When using a Domino on-demand Dask cluster, any data that will be created or modified as part of the interaction needs to go into an external data store.
Warning
|
On-demand clusters in Domino are ephemeral. Any data that is stored on cluster local storage and not externally will be lost upon termination of the workload and the cluster. |
When you create a Dask cluster attached to a Domino workspace or job, any Domino dataset accessible from the workspace or job will also be accessible from all components of the cluster under the same dataset mount path. You will then be able to access the files from your code using the same path regardless of whether your code runs on your workspace or job container or in a Dask task on the cluster.
For example, to read a file you would use the following.
import dask.dataframe as dd
df = dd.read_parquet("/mnt/data/my_dataset/large_dataset.parquet")
To access Amazon S3 (or S3 compatible object store) data with Dask, you can use any of the libraries you already use (for example, boto3
, s3fs
) to pull down files from S3.
For structured data, you can also read it directly into Dask dataframes of bags.
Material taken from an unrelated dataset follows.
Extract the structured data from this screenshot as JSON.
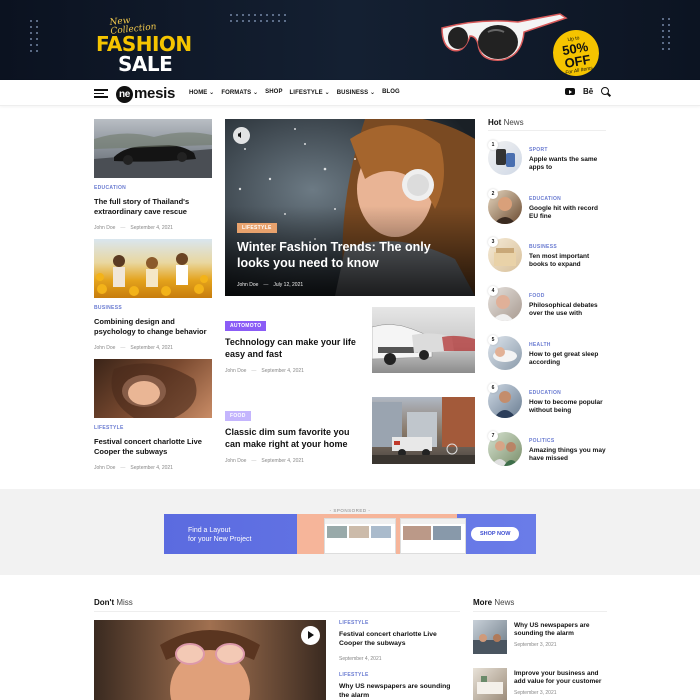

You would need to specify the s3://
as the protocol.
The following is a basic example.
import dask.dataframe as dd
df = dd.read_parquet("s3://bucket/path/data-*.parquet")
df = dd.read_csv("s3://bucket/path/data-*.csv")
Note
|
Dask uses |
Additional parameters (for example, auth keys) can be passed through the
storage_options
.
For full documentation of the S3 specific options (including loading data from S3 compatible services), refer to the relevant section of the Dask documentation.
AWS credential propagation
When AWS credential propagation is enabled for your deployment, temporary AWS credentials corresponding to the roles enabled for you in your company identity provider will be automatically available on all Dask workers and your execution.
The credentials will be automatically refreshed and available under a profile name corresponding to each role in an AWS credential file.
The location of the file is stored in the AWS_SHARED_CREDENTIALS_FILE
environment variable, which puts in the proper search path for s3fs
and
boto3
.
You will be able to specify the name of the profile that corresponds to the role that you would want to use for authentication. You can do the following:
import dask.dataframe as dd
df = dd.read_parquet("s3://bucket/path/data-*.parquet",
storage_options={
"profile_name"="my-role-profile",
})
Similar to S3, Dask can load data from Microsoft Azure Storage, Google Cloud Storage, HDFS, HTTP, NFS, and your local file system.
Detailed documentation describing the protocol to use, the required packages, and the available storage_options
can be found in the
Remote data section of the Dask documentation.